L’accensione di un fuoco è un compito che difficilmente riusciamo a portare a termine senza un accendino o dei fiammiferi. I primi umani probabilmente presero il fuoco da fonti naturali, e quando i nostri antenati acquisirono la capacità di accendere fuochi intenzionalmente trovarono un modo nuovo per proteggersi, la possibilità di cucinare, luce per illuminare il buio e calore a portata di mano.
A lungo si è discusso tra gli archeologi su quando sia avvenuta l’acquisizione di questa importante conoscenza.
Un team di ricercatori dell’Università del Connecticut (UConn), che ha lavorato con colleghi dell’Armenia, del Regno Unito e della Spagna, ha trovato prove convincenti che i primi esseri umani, come i Neanderthal, non solo controllavano il fuoco, ma padroneggiavano anche la capacità di produrlo.
“Si pensava che il fuoco fosse patrimonio dell’Homo sapiens, ma ora sappiamo che potevano produrlo anche altri umani come i Neanderthal”, afferma il co-autore Daniel Adler, professore associato di Antropologia. “Quindi forse non siamo così speciali.”
Il loro lavoro, pubblicato su Scientific Reports, combina l’archeologia, idrocarburi e isotopi come prova delle interazioni umane con il fuoco, con quello che era il clima decine di migliaia di anni fa.
Iricercatori hanno esaminato la grotta Lusakert 1 negli altopiani armeni ed hanno studiato molecole specifiche, correlate al fuoco e trovate nei rilievi archeologici, insieme ai dati paleoclimatici.
“L’accensione di un fuoco è un’abilità che deve essere appresa: non ho mai visto nessuno che sia riuscito a produrre fuoco senza che prima gli fosse stato insegnato. Perciò si discute se l’uomo abbia la capacità innata di accendere un fuoco“, afferma Gideon Hartman, professore associato di Antropologia e coautore dello studio.

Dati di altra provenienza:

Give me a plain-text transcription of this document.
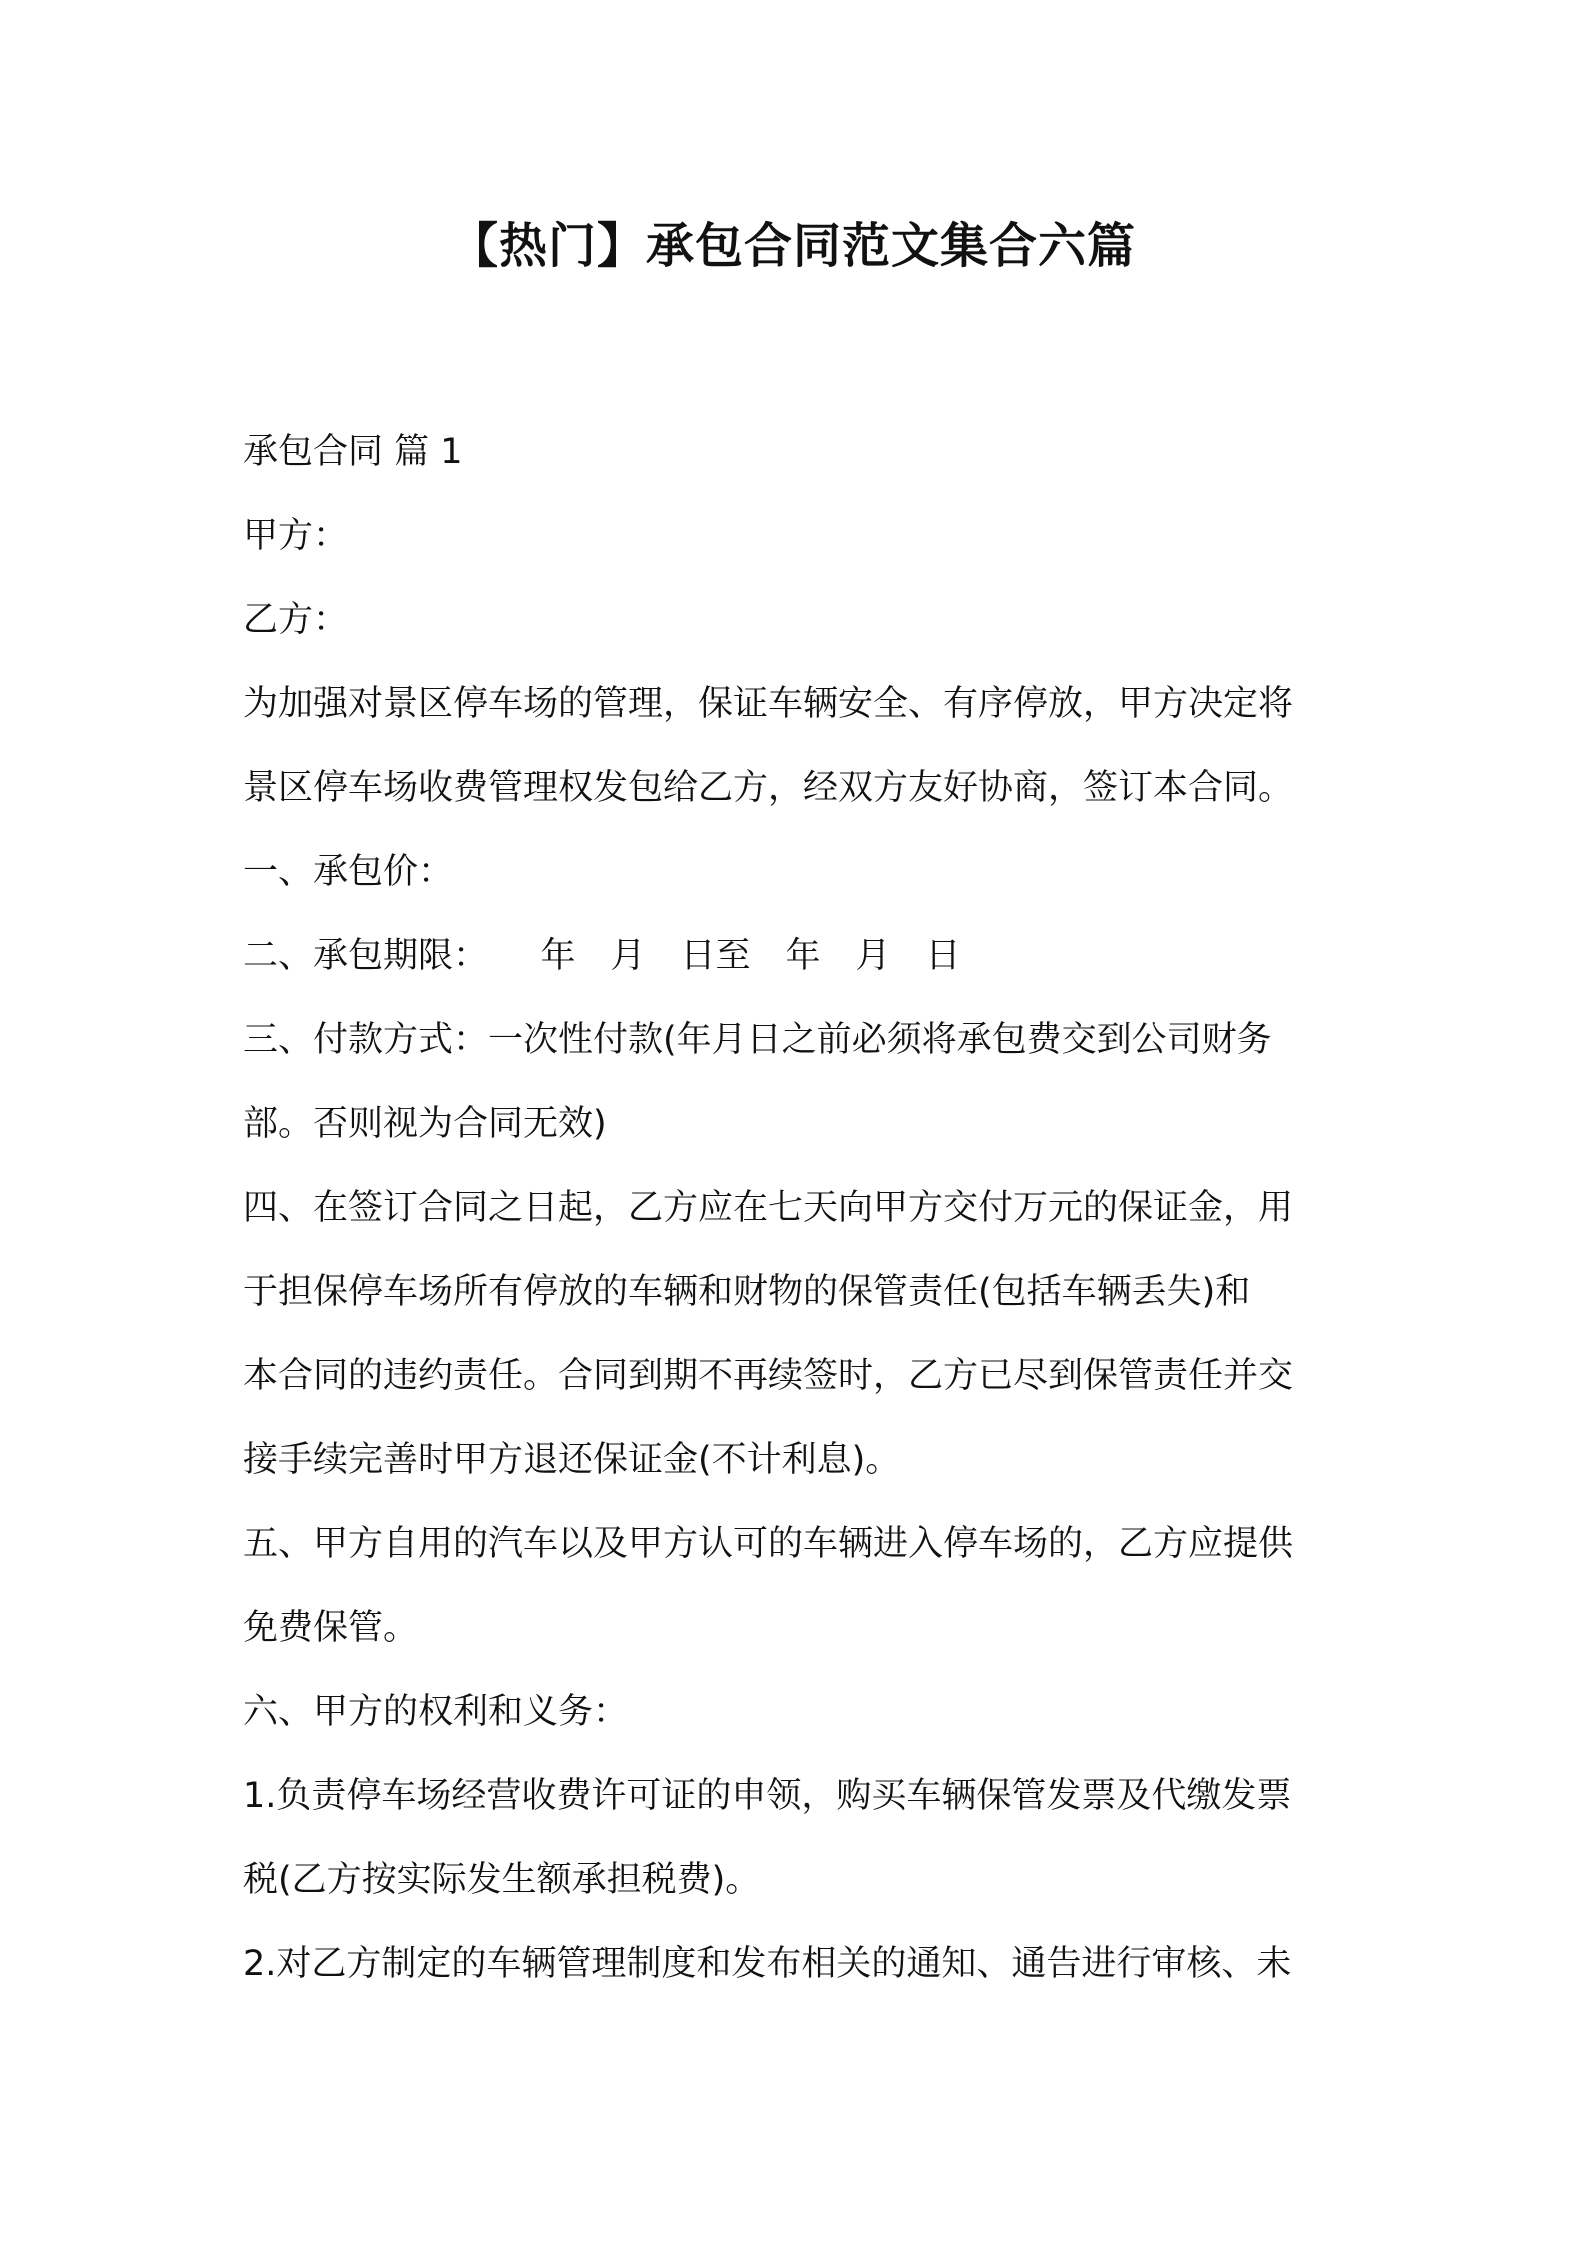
【热门】承包合同范文集合六篇
承包合同 篇 1
甲方：
乙方：
为加强对景区停车场的管理，保证车辆安全、有序停放，甲方决定将
景区停车场收费管理权发包给乙方，经双方友好协商，签订本合同。
一、承包价：
二、承包期限：　　年　月　日至　年　月　日
三、付款方式：一次性付款(年月日之前必须将承包费交到公司财务
部。否则视为合同无效)
四、在签订合同之日起，乙方应在七天向甲方交付万元的保证金，用
于担保停车场所有停放的车辆和财物的保管责任(包括车辆丢失)和
本合同的违约责任。合同到期不再续签时，乙方已尽到保管责任并交
接手续完善时甲方退还保证金(不计利息)。
五、甲方自用的汽车以及甲方认可的车辆进入停车场的，乙方应提供
免费保管。
六、甲方的权利和义务：
1.负责停车场经营收费许可证的申领，购买车辆保管发票及代缴发票
税(乙方按实际发生额承担税费)。
2.对乙方制定的车辆管理制度和发布相关的通知、通告进行审核、未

Il team di ricerca ha esaminato campioni di sedimenti per determinare l’abbondanza di idrocarburi policiclici aromatici (IPA) che vengono rilasciati quando viene bruciato materiale organico.
Un tipo di IPA, chiamato IPA leggero, si disperde ampiamente ed è indicativo di incendi, mentre altri, chiamati IPA pesanti, si disperdono poco e rimangono molto più vicini alla fonte del fuoco.
“Osservando i marcatori per i fuochi prodotti localmente, iniziamo a vedere altre attività umane che sono in relazione ai resti di questi fuochi”, afferma l’autore principale Alex Brittingham, un dottorando in antropologia alla UConn.
Gli indizi di un aumento dell’occupazione umana nel sito, come concentrazioni di ossa di animali dei pasti e prove della produzione di strumenti, sono in relazione con una maggiore frequenza di fuochi e una maggiore frequenza di IPA pesanti.
I ricercatori avevano anche bisogno di escludere la possibilità che i fuochi fossero stati provocati dal tempo instabile, che provoca fulmini. Per fare ciò, hanno analizzato la composizione degli isotopi di idrogeno e carbonio delle cuticole cerose dei tessuti vegetali antichi conservati nei sedimenti. La distribuzione di queste cere fogliari indica il tipo di clima in cui crescevano le piante.
Non sono riusciti a trovare alcuna prova di un legame tra le condizioni paleoclimatiche generali e le caratteristiche geochimiche dei fuochi ritrovati, afferma Michael Hren, autore dello studio e professore associato di Geoscienze.
“Al fine di accedere sistematicamente ai fuochi provocati naturalmente, sarebbero state necessarie delle condizioni climatiche che producevano fulmini con una certa frequenza che a loro volta avrebbero potuto innescare incendi”, afferma Hren.
Abbinando i dati climatici alle prove trovate nei ritrovamenti archeologici, i ricercatori hanno quindi determinato che gli abitanti della grotta, nel periodo in cui utilizzavano il fuoco all’interno della grotta, non vivevano in condizioni più secche e più soggette a incendi. Anzi, per questi antichi umani ci sono stati meno incendi da cui prendere il fuoco nel periodo in cui la frequenza dei fuochi e la presenza di IPA nella caverna erano alte, dice Brittingham.
“Sembra che fossero in grado di controllare il fuoco al di là della naturale disponibilità di incendi”, afferma Brittingham.
Brittingham sta ora applicando le stesse tecniche di ricerca per analizzare altre grotte occupate dai primi umani. Attualmente sta lavorando con un team in Georgia, tra le altre località, per determinare se il fuoco è stato sviluppato in modo indipendente da gruppi in diverse aree geografiche.
“Era qualcosa che la gente in Armenia riusciva a fare ma la gente in Francia non riusciva a fare? È stata sviluppata in modo indipendente?” chiede Brittingham.